L’altro testimone, invece, era Jacques Chamay, direttore del Museo di Ginevra
più volte implicato in indagini della magistratura italiana, che giurò d’aver
scoperto egli stesso i reperti in questione.
Le Polaroid con lo stesso numero di imballo dei vasi apuli e dei marmi di Ascoli Satriano |
Le indagini della Rizzo e di
Pellegrini stabilirono, invece, che 4 dei 21 vasi apuli erano rintracciabili
nelle polaroid dell’archivio Medici; due vasi appaiono ancora in frammenti, prima
del restauro, ma – particolare importante - le polaroid in cui sono stati immortalati
recano un identico numero di serie (00057703532) e facevano parte di una
confezione di polaroid "300 Istant Film" da 20 scatti.
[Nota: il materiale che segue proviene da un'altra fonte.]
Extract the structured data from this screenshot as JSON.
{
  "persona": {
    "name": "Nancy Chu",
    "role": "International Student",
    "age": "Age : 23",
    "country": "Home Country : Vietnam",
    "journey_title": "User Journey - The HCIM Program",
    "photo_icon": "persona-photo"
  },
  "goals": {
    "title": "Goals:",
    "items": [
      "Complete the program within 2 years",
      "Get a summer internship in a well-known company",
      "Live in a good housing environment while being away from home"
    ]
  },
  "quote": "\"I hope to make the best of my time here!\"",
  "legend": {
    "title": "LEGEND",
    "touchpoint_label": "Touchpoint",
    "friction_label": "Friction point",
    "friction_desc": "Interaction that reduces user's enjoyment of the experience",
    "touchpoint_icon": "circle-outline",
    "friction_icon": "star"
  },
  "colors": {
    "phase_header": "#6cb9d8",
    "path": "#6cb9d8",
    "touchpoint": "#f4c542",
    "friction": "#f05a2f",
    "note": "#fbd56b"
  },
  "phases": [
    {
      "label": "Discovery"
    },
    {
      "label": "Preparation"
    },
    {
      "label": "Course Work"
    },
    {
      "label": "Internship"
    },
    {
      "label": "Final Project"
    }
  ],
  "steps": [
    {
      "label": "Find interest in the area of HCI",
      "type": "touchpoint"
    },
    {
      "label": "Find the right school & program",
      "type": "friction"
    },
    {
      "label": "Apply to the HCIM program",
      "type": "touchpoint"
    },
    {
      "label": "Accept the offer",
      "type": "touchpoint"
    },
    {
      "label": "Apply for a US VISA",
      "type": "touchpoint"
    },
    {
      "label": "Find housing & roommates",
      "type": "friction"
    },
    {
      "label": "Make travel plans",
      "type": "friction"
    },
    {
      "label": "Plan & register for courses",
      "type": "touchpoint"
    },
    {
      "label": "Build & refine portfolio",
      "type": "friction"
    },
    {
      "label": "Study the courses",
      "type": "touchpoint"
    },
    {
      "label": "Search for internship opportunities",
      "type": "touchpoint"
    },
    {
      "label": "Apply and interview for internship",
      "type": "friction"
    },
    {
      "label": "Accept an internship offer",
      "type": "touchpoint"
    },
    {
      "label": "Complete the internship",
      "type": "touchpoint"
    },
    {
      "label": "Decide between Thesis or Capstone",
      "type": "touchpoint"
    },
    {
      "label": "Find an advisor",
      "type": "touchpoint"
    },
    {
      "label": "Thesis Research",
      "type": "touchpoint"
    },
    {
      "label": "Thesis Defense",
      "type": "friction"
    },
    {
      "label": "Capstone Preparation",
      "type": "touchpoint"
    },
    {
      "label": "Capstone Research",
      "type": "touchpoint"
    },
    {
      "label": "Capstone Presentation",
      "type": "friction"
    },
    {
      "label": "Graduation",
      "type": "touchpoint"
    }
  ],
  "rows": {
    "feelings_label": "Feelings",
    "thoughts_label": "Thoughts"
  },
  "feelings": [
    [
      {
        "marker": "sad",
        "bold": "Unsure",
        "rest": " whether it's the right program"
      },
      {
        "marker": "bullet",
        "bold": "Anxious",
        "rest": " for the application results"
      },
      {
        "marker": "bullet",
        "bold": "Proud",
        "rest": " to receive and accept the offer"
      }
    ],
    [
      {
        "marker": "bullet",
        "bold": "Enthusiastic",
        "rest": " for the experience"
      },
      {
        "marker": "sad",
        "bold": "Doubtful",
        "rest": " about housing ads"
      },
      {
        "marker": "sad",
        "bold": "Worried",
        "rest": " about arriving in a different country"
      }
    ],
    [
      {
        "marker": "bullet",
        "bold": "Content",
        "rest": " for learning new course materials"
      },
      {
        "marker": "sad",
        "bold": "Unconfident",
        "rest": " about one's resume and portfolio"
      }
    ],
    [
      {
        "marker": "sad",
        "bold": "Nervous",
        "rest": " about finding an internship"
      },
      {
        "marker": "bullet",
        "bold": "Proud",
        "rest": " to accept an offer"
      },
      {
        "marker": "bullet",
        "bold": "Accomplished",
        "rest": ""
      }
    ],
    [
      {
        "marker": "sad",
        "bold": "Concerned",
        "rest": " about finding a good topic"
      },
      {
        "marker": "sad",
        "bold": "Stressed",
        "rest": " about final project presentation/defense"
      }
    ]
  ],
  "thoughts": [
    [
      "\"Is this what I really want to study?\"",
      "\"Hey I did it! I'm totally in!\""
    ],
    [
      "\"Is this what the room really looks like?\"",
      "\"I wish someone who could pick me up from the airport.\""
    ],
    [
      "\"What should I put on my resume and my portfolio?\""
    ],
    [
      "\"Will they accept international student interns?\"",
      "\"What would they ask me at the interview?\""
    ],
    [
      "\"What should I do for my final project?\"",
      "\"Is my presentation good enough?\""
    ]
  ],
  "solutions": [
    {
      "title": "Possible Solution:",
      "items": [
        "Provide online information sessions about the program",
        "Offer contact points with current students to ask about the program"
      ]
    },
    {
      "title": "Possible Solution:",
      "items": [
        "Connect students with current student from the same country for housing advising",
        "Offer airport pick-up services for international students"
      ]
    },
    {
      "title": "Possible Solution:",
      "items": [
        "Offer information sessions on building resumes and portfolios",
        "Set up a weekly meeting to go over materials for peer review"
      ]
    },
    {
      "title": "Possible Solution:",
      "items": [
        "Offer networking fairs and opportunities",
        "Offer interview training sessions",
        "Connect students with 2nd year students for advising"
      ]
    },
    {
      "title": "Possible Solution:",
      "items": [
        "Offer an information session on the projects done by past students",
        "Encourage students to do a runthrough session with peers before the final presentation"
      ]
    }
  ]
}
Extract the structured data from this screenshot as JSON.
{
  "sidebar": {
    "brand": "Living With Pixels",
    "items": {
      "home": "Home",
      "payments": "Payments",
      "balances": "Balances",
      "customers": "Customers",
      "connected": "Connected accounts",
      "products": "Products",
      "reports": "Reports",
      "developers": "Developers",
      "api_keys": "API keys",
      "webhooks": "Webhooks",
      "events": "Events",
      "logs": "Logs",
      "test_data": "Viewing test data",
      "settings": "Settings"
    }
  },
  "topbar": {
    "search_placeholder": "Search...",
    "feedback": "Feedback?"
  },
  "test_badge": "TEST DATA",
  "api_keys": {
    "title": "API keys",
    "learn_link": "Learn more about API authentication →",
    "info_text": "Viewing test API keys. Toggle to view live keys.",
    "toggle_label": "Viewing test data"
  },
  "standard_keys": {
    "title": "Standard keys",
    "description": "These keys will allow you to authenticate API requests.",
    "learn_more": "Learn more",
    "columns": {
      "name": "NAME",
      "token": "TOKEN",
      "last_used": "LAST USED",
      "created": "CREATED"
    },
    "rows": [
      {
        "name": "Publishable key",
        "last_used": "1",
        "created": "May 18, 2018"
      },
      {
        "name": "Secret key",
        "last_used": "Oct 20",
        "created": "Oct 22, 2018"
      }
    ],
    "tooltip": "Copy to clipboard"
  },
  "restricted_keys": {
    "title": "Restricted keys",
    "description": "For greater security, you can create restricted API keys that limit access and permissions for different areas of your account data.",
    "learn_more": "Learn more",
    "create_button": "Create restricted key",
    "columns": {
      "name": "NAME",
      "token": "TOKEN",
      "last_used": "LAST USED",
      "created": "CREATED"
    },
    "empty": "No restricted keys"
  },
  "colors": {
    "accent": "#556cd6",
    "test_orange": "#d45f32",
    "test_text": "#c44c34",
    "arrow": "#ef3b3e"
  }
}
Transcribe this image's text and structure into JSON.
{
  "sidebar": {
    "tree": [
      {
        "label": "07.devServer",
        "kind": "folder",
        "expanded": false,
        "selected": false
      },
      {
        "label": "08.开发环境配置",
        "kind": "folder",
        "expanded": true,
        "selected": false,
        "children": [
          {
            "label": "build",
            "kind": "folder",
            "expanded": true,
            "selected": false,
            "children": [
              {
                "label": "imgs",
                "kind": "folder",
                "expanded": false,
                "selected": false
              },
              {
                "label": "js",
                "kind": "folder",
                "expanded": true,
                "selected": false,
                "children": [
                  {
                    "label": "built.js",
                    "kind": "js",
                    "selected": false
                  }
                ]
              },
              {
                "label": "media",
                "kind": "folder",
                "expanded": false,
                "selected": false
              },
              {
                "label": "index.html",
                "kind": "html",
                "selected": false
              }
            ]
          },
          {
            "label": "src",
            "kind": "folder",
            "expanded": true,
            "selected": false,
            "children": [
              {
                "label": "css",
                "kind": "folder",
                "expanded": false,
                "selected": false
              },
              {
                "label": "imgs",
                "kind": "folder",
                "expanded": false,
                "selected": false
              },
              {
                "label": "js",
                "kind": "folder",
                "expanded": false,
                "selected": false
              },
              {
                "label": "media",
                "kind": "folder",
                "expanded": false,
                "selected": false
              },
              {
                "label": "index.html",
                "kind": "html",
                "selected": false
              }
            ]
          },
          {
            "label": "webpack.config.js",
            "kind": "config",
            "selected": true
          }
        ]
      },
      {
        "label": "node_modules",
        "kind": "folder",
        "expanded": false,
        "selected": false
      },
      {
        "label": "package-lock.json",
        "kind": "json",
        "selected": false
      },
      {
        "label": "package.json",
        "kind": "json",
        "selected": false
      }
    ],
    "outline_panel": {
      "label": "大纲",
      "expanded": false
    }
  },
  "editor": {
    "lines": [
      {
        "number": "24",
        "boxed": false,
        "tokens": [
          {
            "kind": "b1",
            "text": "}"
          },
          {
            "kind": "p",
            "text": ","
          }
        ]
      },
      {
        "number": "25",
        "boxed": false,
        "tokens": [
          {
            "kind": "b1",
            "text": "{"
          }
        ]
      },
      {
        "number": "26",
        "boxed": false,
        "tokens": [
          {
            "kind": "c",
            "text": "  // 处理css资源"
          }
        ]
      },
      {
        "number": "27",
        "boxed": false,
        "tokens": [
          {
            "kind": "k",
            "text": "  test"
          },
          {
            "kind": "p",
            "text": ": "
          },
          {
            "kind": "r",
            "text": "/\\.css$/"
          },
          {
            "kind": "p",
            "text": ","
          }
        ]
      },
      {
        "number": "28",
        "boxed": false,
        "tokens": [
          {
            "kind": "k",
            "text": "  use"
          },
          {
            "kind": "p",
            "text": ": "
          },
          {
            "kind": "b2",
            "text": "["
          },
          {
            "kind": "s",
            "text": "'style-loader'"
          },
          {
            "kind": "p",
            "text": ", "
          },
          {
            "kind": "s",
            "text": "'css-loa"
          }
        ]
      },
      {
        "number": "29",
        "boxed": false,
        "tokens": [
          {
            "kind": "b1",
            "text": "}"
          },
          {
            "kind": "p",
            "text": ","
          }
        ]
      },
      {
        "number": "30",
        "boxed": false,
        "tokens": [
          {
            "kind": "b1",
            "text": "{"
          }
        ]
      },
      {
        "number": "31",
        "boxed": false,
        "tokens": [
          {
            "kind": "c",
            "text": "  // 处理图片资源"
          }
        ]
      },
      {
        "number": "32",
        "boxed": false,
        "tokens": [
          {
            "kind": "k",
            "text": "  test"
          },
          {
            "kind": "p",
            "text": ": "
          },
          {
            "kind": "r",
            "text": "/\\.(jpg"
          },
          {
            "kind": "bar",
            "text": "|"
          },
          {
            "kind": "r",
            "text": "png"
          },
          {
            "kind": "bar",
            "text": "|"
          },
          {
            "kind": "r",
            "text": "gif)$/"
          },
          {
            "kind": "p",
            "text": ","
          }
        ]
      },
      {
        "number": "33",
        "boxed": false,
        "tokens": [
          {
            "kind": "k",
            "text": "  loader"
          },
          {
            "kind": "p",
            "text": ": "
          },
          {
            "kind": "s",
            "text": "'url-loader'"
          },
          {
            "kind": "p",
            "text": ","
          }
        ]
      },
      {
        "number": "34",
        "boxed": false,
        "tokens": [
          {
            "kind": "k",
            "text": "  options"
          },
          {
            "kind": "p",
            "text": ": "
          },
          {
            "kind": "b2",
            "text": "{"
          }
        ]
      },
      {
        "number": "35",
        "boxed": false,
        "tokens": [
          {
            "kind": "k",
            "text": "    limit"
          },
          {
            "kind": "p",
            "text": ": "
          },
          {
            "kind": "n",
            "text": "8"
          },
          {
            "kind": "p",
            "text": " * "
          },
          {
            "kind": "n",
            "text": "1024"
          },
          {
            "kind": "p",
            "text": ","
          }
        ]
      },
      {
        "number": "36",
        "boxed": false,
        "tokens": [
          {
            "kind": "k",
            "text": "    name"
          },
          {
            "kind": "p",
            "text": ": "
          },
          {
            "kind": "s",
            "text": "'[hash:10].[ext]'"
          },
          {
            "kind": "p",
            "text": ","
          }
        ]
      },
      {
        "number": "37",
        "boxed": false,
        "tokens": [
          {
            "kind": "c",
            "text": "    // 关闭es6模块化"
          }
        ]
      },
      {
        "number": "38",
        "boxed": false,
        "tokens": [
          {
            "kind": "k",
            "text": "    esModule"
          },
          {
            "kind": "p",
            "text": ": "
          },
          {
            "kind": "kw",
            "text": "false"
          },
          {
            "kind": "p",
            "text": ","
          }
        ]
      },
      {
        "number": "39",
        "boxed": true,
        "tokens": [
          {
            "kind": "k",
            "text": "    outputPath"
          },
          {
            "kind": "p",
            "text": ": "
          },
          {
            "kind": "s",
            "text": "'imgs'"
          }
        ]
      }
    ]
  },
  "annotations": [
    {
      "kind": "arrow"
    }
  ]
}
Maurizio
Pellegrini, quindi, ricordando il documento confidenziale del Getty dove il
trafficante informava che il trapezophoros
e la lekanis provenivano da una tomba
"non lontano da Taranto, che
includeva un certo numero di vasi del Pittore di Dario”, scopre che altre sei polaroid con l’identico
numero di serie, mostrano il trapezophoros
in pezzi e la lekanis, ancora
ricoperti di terra, fotografati nel bagagliaio di un auto, subito dopo lo scavo
clandestino: ciò significa che i vasi apuli e i reperti marmorei provengono
sicuramente dalla stessa importante tomba apula della seconda metà del IV sec. a.
C. I primi sono attualmente ancora esposti nel Staatliche Museen di Berlino,
mentre il trapezophoros, la lekanis, cui si aggiunge la statua di
Apollo (proveniente sempre da Ascoli Satriano ma da un altro contesto) sono
stati restituiti dal Getty Museum ed ora sono esposti ad Ascoli Satriano.
I marmi restituiti all'Italia dal P. Getty Museum, esposti ad Ascoli Satriano |
A ciò si aggiunge un’altra
ipotesi suggestiva, sebbene ancora da verificare. Al Pittore di Dario e allo
stesso ambito culturale sono attribuiti anche un altro gruppo di vasi, tutti
acquistati dai musei americani tra il 1984 e il 1991 e già restituiti allo
Stato italiano: un’anfora a figure rosse decorata con la scena della morte di Atreo,
venduta da Hecht al Museum of Fine Arts di Boston; la pelike apula a figure rosse decorata con
il ritorno di Andromeda venduta al Getty Museum; la loutrophoros
apula a figure rosse decorata con Niobe in lutto, venduta al Princeton
University Museum of Art; un cratere a volute apulo a figure
rosse venduto al Cleveland Museum of Art; un dinos apulo a figure rosse con Ercole e
Busiride venduto al Metropolitan Museum of Art di New York. Potrebbero
appartenere anch’essi alla stessa tomba di Ascoli Satriano cui provengono gli
altri reperti? Questa seconda ipotesi, al momento, salvo altre scoperte o
rivelazioni degli stessi trafficanti d’arte, potrà essere confermata solo da ulteriori
analisi. Tuttavia è già un risultato clamoroso l’essere riusciti a ricostruire,
forse interamente o forse solo parzialmente, il contesto dei vasi apuli e dei
reperti marmorei da Ascoli Satriano, venduti separatamente in Germania e negli
Stati Uniti, subito dopo lo scavo clandestino. Per una volta si è riusciti non
solo a ottenere la restituzione di parte dei reperti, ma anche a recuperare dei
dati preziosi ai fini della ricerca storica e archeologica.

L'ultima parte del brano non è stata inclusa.